Mr_Lineberry's picture

think the problem is 'we' are not savages, 'we' are not murderers, 'we' don't have to sink to their level. But describing it as "...nothing more than weed eradication..." is awfully funny, Olivia Sticking out tongue

What’s the problem?

Olivia's picture

These dogs are worse than the Nazis, in that the Nazi’s at least tried to hide their crimes.
ISIS bastards brandished them in our faces around the entire world for all to see, so anti-human is their ethos.
The most humane thing to do, for the rest of all humanity, is to put a bullet in each and every brain of theirs.
Consider it nothing more than weed eradication.

say what?

J Cuttance's picture

"...the surviving fighters should’ve been executed..."
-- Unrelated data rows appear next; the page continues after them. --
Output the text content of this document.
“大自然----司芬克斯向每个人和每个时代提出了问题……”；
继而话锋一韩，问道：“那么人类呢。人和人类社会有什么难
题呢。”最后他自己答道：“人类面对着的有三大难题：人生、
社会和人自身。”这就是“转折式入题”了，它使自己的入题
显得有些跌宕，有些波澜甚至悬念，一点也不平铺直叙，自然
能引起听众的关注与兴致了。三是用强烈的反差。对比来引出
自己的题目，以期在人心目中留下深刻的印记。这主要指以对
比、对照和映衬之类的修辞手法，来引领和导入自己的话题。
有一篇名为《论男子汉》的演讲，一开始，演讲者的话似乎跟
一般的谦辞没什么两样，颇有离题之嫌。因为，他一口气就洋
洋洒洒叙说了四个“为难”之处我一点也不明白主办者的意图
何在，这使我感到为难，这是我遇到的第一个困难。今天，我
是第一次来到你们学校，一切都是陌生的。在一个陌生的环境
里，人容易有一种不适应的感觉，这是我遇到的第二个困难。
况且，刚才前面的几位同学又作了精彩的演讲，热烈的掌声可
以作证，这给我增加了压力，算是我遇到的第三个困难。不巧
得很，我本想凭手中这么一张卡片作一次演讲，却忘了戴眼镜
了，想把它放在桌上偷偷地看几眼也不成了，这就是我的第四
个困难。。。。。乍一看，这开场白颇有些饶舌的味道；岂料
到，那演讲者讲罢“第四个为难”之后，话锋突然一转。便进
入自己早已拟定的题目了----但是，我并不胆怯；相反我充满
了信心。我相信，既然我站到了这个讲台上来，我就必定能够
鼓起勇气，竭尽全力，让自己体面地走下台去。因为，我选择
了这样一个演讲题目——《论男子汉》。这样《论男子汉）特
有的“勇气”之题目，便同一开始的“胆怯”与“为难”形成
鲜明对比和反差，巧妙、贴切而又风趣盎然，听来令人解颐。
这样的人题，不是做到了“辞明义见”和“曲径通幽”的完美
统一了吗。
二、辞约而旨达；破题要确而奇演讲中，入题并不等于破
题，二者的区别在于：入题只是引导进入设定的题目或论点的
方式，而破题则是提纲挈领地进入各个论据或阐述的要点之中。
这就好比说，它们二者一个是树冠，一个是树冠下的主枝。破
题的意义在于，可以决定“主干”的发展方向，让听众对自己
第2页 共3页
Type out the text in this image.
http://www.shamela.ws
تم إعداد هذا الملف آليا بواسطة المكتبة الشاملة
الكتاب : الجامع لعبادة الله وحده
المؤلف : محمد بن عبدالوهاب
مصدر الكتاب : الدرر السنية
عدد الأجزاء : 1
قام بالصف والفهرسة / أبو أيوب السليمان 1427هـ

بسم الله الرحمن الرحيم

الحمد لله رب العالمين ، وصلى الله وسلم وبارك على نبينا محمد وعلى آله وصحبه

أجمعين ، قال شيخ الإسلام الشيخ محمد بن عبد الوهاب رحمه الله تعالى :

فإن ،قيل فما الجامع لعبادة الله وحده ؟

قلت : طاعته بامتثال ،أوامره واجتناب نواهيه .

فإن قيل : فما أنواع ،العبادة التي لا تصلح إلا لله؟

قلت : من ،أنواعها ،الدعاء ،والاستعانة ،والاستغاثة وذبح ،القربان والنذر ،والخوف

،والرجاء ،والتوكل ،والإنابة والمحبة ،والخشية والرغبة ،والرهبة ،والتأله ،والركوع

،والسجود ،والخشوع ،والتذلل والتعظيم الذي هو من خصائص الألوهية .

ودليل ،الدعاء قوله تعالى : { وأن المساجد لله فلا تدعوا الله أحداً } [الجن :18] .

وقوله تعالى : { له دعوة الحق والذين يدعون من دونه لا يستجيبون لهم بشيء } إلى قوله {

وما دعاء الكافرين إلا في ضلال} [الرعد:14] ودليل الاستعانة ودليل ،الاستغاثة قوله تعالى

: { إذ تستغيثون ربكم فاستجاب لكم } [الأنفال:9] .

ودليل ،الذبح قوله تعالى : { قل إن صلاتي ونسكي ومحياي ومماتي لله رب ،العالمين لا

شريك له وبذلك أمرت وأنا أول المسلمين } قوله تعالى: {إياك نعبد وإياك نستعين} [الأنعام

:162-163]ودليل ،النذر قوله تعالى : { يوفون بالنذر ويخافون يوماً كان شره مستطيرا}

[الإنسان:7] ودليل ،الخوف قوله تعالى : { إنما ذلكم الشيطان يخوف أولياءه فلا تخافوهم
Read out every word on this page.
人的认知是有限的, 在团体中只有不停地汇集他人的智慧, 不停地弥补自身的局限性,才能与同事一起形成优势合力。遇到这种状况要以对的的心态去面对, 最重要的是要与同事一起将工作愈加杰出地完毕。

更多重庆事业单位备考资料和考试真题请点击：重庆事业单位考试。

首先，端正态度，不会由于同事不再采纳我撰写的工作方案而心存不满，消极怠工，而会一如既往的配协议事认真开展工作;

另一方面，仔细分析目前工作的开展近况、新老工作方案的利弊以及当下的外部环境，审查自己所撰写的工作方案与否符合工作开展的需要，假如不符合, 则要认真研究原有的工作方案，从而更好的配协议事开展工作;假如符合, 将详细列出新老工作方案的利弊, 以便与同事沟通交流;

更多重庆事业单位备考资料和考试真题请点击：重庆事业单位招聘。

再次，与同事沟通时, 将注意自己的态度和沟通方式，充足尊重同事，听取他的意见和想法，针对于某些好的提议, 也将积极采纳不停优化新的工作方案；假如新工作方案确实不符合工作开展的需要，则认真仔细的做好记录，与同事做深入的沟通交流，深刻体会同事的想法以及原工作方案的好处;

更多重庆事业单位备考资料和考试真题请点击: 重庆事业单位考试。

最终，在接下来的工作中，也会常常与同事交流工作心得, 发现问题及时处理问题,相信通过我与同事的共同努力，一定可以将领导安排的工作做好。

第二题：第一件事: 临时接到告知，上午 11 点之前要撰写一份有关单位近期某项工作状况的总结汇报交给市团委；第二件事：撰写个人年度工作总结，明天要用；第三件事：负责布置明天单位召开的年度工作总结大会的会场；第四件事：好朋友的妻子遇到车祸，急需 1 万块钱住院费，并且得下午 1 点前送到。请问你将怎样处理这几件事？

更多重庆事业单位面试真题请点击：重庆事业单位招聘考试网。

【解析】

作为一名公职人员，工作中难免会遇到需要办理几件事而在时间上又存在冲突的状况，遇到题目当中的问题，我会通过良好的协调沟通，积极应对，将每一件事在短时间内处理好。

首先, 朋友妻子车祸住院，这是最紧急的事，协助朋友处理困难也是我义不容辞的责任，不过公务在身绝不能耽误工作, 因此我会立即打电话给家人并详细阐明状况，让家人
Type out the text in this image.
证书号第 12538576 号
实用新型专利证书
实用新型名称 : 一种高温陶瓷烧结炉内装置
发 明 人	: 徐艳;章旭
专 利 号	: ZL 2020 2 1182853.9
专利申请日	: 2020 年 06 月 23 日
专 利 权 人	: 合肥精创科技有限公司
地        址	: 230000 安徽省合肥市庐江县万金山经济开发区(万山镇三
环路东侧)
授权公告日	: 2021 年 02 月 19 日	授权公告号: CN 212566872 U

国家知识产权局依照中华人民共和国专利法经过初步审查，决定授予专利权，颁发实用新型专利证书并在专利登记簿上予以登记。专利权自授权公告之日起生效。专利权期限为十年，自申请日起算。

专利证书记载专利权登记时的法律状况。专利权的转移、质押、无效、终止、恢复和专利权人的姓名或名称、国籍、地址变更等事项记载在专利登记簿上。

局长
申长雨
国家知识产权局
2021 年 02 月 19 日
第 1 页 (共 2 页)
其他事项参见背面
Of course! What's a little mass murder between friends?

Three Savage Nations

Kyrel Zantonavitch's picture

Great essay, Olivia! Smiling

It's a shame that there doesn't seem to exist anywhere on Earth a powerful intellectual from a great Western think tank or university to say to the world:

"The battle between the Turks, Syrians, and Kurds is a contest of various groups of irrational, illiberal, freedom-hating savages versus various other groups of irrational, illiberal, freedom-hating savages. Why should the West become involved?"

President Trump at least has the instincts or common sense to want out of the fight -- even tho' he seems to vastly lack the pro-freedom ideology to intellectually justify and successfully defend his actions.

In an ideal world, some freedom-loving Western state would conquer and colonize all three savage, monkey nations. Even better, possibly, the Turks, Syrians, and Kurds would gaze with awe upon the wildy superior lifestyle of a pure liberal America, Germany, or Britain, and then voluntarily rush to convert to full Western liberalism themselves in lifestyle, philosophy, and politics.